I've come to realize that playwriting can be a process of self-discovery since it closely resembles Jungian active imagination. I would even go so far as to say it is worth doing without any hope of reward. Fortunately there are substantial intangible rewards.

I'm interested in your comment about the process of self-discovery through playwriting. Are there any specific activities or exercises that you might recommend to use in the classroom that would stimulate this process? Thanks for your comment!

It becomes a process of self-discovery when you base your protagonist too closely on yourself. Then you form the narrative around the actions of the character and this can reveal that your actions tell a different story from what you consciously think you are doing. When you base multiple characters on different aspects of yourself it becomes a process of having a dialog between personifications of yourself and that is essentially Jungian active imagination.

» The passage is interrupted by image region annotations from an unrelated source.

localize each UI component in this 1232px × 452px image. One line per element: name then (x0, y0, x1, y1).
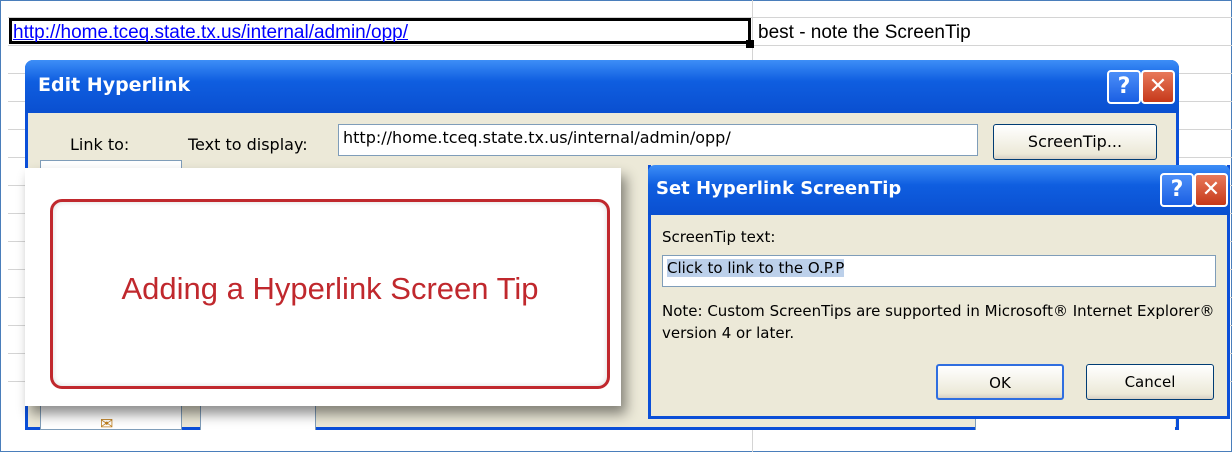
text-to-display-label: Text to display: (188, 135, 308, 154)
cancel-button[interactable]: Cancel (1086, 364, 1214, 400)
close-icon: ✕ (1201, 177, 1221, 202)
help-button[interactable]: ? (1160, 173, 1194, 207)
link-to-label: Link to: (70, 135, 130, 154)
text-to-display-input[interactable]: http://home.tceq.state.tx.us/internal/ad… (338, 124, 978, 156)
screentip-text-label: ScreenTip text: (662, 228, 776, 246)
screentip-text-value: Click to link to the O.P.P (667, 259, 845, 277)
ok-button[interactable]: OK (936, 364, 1064, 400)
help-icon: ? (1170, 177, 1184, 202)
cell-note[interactable]: best - note the ScreenTip (758, 22, 971, 44)
callout-heading: Adding a Hyperlink Screen Tip (121, 271, 539, 306)
screentip-text-input[interactable]: Click to link to the O.P.P (662, 255, 1216, 287)
fill-handle[interactable] (746, 40, 754, 48)
grid-line (8, 45, 1232, 46)
email-address-icon[interactable]: ✉ (100, 414, 113, 433)
callout-frame: Adding a Hyperlink Screen Tip (50, 199, 610, 389)
help-button[interactable]: ? (1107, 70, 1141, 104)
screentip-dialog-title: Set Hyperlink ScreenTip (656, 178, 902, 199)
screentip-note: Note: Custom ScreenTips are supported in… (662, 302, 1215, 342)
callout-card: Adding a Hyperlink Screen Tip (25, 168, 621, 406)
close-icon: ✕ (1148, 74, 1168, 99)
cell-hyperlink[interactable]: http://home.tceq.state.tx.us/internal/ad… (13, 22, 408, 44)
screentip-button[interactable]: ScreenTip... (993, 124, 1157, 160)
help-icon: ? (1117, 74, 1131, 99)
screentip-titlebar[interactable]: Set Hyperlink ScreenTip ? ✕ (648, 165, 1230, 215)
edit-hyperlink-titlebar[interactable]: Edit Hyperlink ? ✕ (25, 60, 1179, 113)
dialog-title: Edit Hyperlink (38, 74, 191, 96)
close-button[interactable]: ✕ (1194, 173, 1228, 207)
close-button[interactable]: ✕ (1141, 70, 1175, 104)
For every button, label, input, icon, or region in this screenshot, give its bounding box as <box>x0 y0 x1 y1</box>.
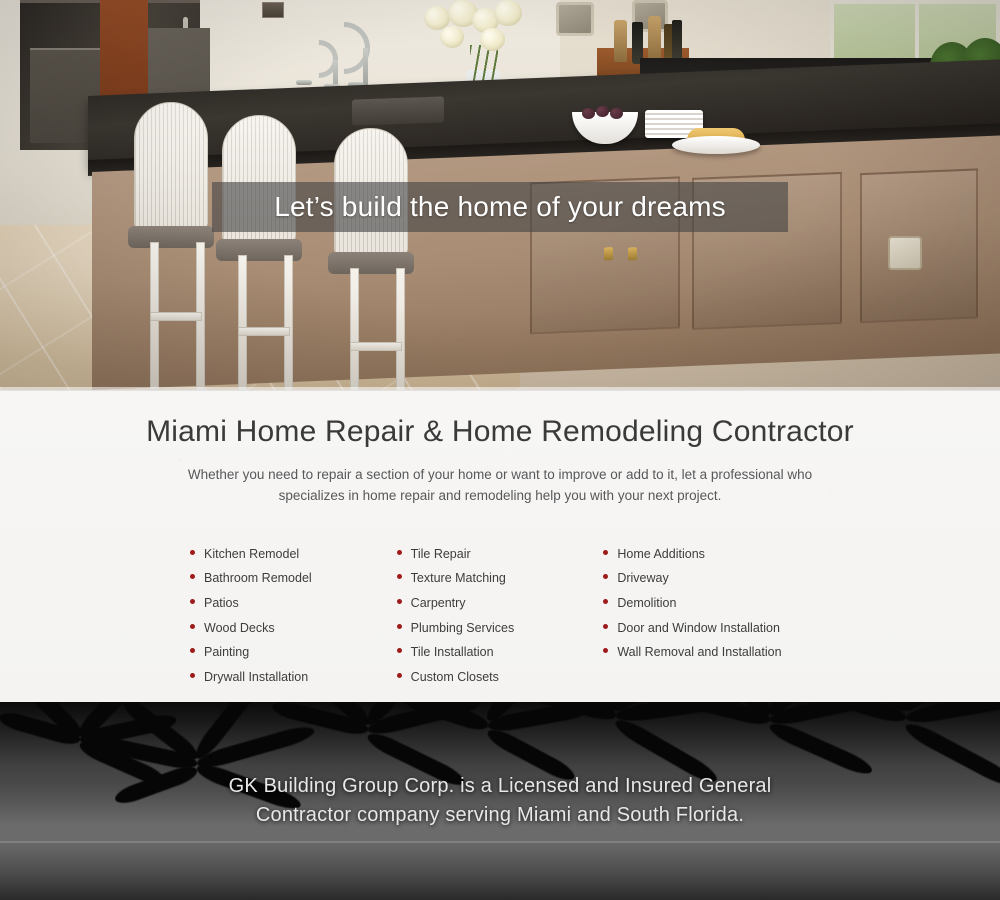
list-item[interactable]: Kitchen Remodel <box>190 545 397 563</box>
page-title: Miami Home Repair & Home Remodeling Cont… <box>146 415 854 448</box>
page-subtitle: Whether you need to repair a section of … <box>187 467 813 503</box>
services-column-2: Tile Repair Texture Matching Carpentry P… <box>396 545 604 693</box>
list-item[interactable]: Door and Window Installation <box>603 619 810 637</box>
pie-plate <box>672 136 760 154</box>
list-item[interactable]: Demolition <box>603 594 810 612</box>
list-item[interactable]: Painting <box>190 643 397 661</box>
footer-line-2: Contractor company serving Miami and Sou… <box>255 804 745 826</box>
footer-text-block: GK Building Group Corp. is a Licensed an… <box>0 702 1000 900</box>
hero-section: Let’s build the home of your dreams <box>0 0 1000 390</box>
fruit-3 <box>610 108 623 119</box>
list-item[interactable]: Tile Repair <box>396 545 604 563</box>
hero-headline: Let’s build the home of your dreams <box>274 191 726 222</box>
services-section: Miami Home Repair & Home Remodeling Cont… <box>0 390 1000 702</box>
list-item[interactable]: Custom Closets <box>396 668 604 686</box>
list-item[interactable]: Driveway <box>603 569 810 587</box>
services-columns: Kitchen Remodel Bathroom Remodel Patios … <box>0 545 1000 693</box>
list-item[interactable]: Bathroom Remodel <box>190 569 397 587</box>
island-knob-2 <box>628 247 637 261</box>
list-item[interactable]: Drywall Installation <box>190 668 397 686</box>
landing-page: Let’s build the home of your dreams Miam… <box>0 0 1000 900</box>
pepper-grinder-1 <box>614 20 627 62</box>
pepper-grinder-2 <box>648 16 661 62</box>
footer-section: GK Building Group Corp. is a Licensed an… <box>0 702 1000 900</box>
services-column-3: Home Additions Driveway Demolition Door … <box>603 545 810 693</box>
footer-line-1: GK Building Group Corp. is a Licensed an… <box>228 775 772 797</box>
fruit-1 <box>582 108 595 119</box>
services-column-1: Kitchen Remodel Bathroom Remodel Patios … <box>190 545 397 693</box>
rose-5 <box>440 26 464 48</box>
list-item[interactable]: Patios <box>190 594 397 612</box>
faucet-handle-left <box>296 80 312 85</box>
island-light-switch <box>888 236 922 270</box>
list-item[interactable]: Carpentry <box>396 594 604 612</box>
hero-title-overlay: Let’s build the home of your dreams <box>212 182 788 232</box>
rose-6 <box>480 28 505 51</box>
kitchen-sink <box>352 96 444 126</box>
list-item[interactable]: Tile Installation <box>396 643 604 661</box>
services-list-3: Home Additions Driveway Demolition Door … <box>603 545 810 662</box>
wall-picture-frame <box>262 2 284 18</box>
services-list-2: Tile Repair Texture Matching Carpentry P… <box>396 545 604 686</box>
list-item[interactable]: Texture Matching <box>396 569 604 587</box>
rose-4 <box>494 0 522 26</box>
island-knob-1 <box>604 247 613 261</box>
list-item[interactable]: Wall Removal and Installation <box>603 643 810 661</box>
list-item[interactable]: Wood Decks <box>190 619 397 637</box>
wall-mirror-left <box>556 2 594 36</box>
list-item[interactable]: Home Additions <box>603 545 810 563</box>
list-item[interactable]: Plumbing Services <box>396 619 604 637</box>
fruit-2 <box>596 106 609 117</box>
services-list-1: Kitchen Remodel Bathroom Remodel Patios … <box>190 545 397 686</box>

There are many internal conflicts that can be revealed. There is the conflict between the rational mind and the irrational which you can observe in your irrational behavior. There is the conflict between intellectual pride and spiritual longings which is revealed when you express disdain for religion but deify celebrities. A desire for comfort and stability can make for a stagnant life. But if you examine your behavior closely you might catch your unconscious mind guiding you to do something stupid to put an end to that comfortable life and throw you back into a life of struggle. If you won't consciously accept new challenges you could find yourself getting into a lot of trouble, not by accident, but because your unconscious mind decided you needed to move on. Needless to say it can be quite valuable if you can become a little more self-aware and stop yourself from getting into trouble from sheer boredom.